I assume that such a commission could produce studies that would lead to greater use of cost‐effective treatments and reduced use of treatments with high costs and low benefits. I assume that such a commission could maintain a consumer orientation, rather than be captured by interest groups representing providers.
By drawing attention away from these more pressing problems, the “universal coverage” mantra has greatly distorted the health care debate. In response, my Cato friend Michael Cannon has formed a “club” of health policy analysts opposed to universal coverage. Although I agree with his sentiments, I think that the longer that the issue of the uninsured goes unaddressed, the more it will dominate the policy agenda. I would be willing to see one of the “universal coverage” proposals enacted, if doing so would enable us to move on and face up to the larger issues, such as Medicare’s fiscal problems and the cost‐effectiveness of medical protocols.
However, if I could pick any policy approach I wanted for dealing with the uninsured, I would try to move toward universal availability of health insurance, not universal coverage. I would encourage states to offer health insurance to the uninsurable. That is, there are people with pre‐existing conditions that lead them to be turned down by ordinary health insurance companies. Many states address this problem by setting up “high‐risk pools” that provide subsidized coverage for the uninsurable.
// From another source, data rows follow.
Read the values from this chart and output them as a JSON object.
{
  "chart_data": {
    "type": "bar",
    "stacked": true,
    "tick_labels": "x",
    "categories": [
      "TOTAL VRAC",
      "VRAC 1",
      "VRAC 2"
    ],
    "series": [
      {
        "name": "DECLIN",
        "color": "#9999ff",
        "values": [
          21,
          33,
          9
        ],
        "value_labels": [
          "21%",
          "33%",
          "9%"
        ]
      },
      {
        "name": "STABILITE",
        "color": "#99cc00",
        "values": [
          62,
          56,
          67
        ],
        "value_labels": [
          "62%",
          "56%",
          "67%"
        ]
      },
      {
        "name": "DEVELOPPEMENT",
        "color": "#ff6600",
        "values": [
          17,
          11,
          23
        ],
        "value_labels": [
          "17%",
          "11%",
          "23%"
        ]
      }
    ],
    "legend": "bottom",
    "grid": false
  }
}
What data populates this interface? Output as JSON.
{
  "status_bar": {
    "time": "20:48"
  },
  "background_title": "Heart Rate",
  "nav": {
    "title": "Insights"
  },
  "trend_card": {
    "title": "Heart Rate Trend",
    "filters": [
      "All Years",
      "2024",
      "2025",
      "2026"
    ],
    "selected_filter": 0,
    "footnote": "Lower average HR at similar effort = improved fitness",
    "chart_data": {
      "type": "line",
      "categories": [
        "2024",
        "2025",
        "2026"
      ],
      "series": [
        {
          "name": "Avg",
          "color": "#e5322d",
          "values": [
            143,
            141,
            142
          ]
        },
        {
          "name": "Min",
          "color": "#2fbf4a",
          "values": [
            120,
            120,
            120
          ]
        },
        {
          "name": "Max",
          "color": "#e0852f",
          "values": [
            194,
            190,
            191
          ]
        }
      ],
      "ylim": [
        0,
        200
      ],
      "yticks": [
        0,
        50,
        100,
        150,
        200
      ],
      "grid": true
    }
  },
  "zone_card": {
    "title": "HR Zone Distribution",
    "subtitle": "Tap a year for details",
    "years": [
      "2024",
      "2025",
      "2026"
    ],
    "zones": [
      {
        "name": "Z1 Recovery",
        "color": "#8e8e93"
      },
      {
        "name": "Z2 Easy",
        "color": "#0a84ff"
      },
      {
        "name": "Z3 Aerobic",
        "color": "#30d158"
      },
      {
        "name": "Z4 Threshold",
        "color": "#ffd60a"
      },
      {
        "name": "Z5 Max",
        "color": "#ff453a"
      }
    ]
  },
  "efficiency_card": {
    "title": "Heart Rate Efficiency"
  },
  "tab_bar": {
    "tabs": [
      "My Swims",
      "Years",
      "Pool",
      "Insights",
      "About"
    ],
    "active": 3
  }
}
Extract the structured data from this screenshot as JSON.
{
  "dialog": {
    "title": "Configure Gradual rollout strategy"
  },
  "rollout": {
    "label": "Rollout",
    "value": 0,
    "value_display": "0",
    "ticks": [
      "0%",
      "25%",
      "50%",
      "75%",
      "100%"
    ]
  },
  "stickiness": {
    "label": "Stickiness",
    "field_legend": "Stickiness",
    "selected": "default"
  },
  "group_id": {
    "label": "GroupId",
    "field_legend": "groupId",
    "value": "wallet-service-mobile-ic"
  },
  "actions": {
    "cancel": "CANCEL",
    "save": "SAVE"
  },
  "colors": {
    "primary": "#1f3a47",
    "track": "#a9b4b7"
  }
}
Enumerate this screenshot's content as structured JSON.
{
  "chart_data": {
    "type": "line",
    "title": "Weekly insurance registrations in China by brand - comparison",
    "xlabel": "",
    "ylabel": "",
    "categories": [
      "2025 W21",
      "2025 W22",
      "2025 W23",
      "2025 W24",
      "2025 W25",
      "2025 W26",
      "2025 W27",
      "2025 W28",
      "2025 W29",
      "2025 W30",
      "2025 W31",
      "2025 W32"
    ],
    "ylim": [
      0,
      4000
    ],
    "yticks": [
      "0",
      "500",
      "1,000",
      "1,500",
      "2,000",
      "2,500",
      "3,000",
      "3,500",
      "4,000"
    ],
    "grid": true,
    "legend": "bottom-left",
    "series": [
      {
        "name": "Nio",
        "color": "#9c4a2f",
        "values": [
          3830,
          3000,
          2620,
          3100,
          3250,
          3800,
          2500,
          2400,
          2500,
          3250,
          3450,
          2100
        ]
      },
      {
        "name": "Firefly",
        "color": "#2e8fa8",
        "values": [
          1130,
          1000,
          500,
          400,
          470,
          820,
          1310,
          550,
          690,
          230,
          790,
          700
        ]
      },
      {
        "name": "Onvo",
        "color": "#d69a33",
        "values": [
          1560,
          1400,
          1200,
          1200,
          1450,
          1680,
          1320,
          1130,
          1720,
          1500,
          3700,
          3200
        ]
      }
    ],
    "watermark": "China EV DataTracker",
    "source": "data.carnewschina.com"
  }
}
That seems to me to be a sensible approach.
On the other hand, most of the people who are uninsured today are reasonably healthy. They just do not want to pay for their own health insurance. In my view, they ought to be allowed to make that choice, but they should face the consequences. If they require health care, the cost should not be shifted onto other people who have insurance.
Just because health care is expensive does not mean that we need insurance to pay for it. You can get a loan to pay for a car. You can get a loan to pay for college tuition. If you don’t want health insurance but you need health care, then you may need to take out a loan.
My objection to “universal coverage” is that it reinforces our cultural taboo against individuals paying for medical services. This cultural taboo about paying for medicine is what led me to draw a parallel between health insurance and prostitution insurance. If medical service providers, particularly hospitals, could become less paranoid about dealing with the uninsured, then I would consider doing without insurance myself.
Politics and Economics
“Universal coverage” is a popular solution in health care. Too bad it does not address the important problems. Even economists on the liberal side of the spectrum recognize that broader reforms are needed. See Jason Furman or Brad DeLong.
In politics, the victim status of the uninsured is overstated. Meanwhile, the health policy debate is ignoring some important victims:
—The future victims of the financial unsoundness of Medicare
—the victims of the licensing cartel, which lowers productivity and raises costs
—the victims of the wasteful medical expenditures promoted by consumer insulation from cost, which in turn is promoted by incentives embedded in the tax system
Economists see these victims. Politically, they are invisible. That is why free‐market health care reforms are so difficult to sell.